GenHeld: Generating and Editing Handheld Objects
Chaerin Min, Srinath Sridhar
TL;DR
GenHeld tackles the inverse problem of generating held objects conditioned on a hand input, introducing a 3D pipeline (GenHeld3D) that learns compact object codes to retrieve plausible objects from a large dataset and fits them without altering the hand pose, and a 2D pipeline (GenHeld2D) that edits hand images by leveraging 3D guidance in diffusion-based editing. The object codes link hand pose to diverse graspable geometries, enabling fast, plausible object fitting with contact-aware and physically plausible constraints; GenHeld2D extends this by projecting 3D guidance into 2D image edits using DDIM-based inversion and gradient-guided diffusion with occlusion awareness. Experimental results show improved grasp quality, faster convergence in object fitting, and higher 2D editing plausibility compared with baselines and image-editing methods that lack 3D guidance. The work advances practical hand-object synthesis for VR, robotics, and image editing, while highlighting limitations in speed and open-vocabulary scalability and proposing future safeguards for misuse.
Abstract
Grasping is an important human activity that has long been studied in robotics, computer vision, and cognitive science.
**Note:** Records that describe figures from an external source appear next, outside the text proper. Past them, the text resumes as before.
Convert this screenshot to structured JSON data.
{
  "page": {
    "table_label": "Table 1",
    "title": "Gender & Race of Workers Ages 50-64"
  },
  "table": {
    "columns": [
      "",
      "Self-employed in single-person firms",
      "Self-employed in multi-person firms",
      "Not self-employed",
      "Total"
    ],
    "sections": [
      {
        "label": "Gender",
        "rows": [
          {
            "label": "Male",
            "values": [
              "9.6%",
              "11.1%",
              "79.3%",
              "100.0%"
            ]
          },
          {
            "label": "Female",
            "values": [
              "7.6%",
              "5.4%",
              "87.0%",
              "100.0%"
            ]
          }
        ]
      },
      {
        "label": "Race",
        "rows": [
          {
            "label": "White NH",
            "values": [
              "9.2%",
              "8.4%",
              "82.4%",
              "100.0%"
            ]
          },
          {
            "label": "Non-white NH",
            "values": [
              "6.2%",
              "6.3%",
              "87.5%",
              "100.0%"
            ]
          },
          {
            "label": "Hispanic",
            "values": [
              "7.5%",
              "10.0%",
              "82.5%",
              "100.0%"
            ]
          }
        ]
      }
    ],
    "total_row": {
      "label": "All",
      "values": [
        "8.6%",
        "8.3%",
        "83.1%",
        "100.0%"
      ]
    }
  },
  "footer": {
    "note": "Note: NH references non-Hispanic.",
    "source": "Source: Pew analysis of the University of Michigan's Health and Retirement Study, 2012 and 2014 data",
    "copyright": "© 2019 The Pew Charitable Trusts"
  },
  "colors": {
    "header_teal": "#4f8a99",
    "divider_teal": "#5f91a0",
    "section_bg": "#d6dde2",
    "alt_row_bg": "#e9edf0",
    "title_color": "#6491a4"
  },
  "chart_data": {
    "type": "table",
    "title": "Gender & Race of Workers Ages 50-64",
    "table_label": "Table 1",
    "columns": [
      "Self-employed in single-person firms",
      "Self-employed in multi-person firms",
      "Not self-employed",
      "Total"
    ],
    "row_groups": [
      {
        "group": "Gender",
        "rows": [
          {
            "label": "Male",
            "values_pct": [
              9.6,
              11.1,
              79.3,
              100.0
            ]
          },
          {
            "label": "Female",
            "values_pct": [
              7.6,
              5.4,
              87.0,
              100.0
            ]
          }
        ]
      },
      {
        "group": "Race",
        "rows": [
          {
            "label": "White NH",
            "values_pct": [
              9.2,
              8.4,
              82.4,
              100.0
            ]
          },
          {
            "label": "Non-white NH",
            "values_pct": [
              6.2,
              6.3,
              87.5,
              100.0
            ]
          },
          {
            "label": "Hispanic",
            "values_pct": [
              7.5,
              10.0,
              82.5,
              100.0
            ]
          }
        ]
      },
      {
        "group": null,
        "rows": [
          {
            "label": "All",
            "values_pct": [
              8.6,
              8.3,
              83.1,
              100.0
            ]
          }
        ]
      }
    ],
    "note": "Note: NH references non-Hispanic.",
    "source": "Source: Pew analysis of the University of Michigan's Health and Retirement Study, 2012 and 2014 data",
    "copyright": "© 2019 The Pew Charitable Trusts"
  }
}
Most existing works study grasping from the perspective of synthesizing hand poses conditioned on 3D or 2D object representations. We propose GenHeld to address the inverse problem of synthesizing held objects conditioned on 3D hand model or 2D image. Given a 3D model of hand, GenHeld 3D can select a plausible held object from a large dataset using compact object representations called object codes.The selected object is then positioned and oriented to form a plausible grasp without changing hand pose. If only a 2D hand image is available, GenHeld 2D can edit this image to add or replace a held object. GenHeld 2D operates by combining the abilities of GenHeld 3D with diffusion-based image editing. Results and experiments show that we outperform baselines and can generate plausible held objects in both 2D and 3D. Our experiments demonstrate that our method achieves high quality and plausibility of held object synthesis in both 3D and 2D.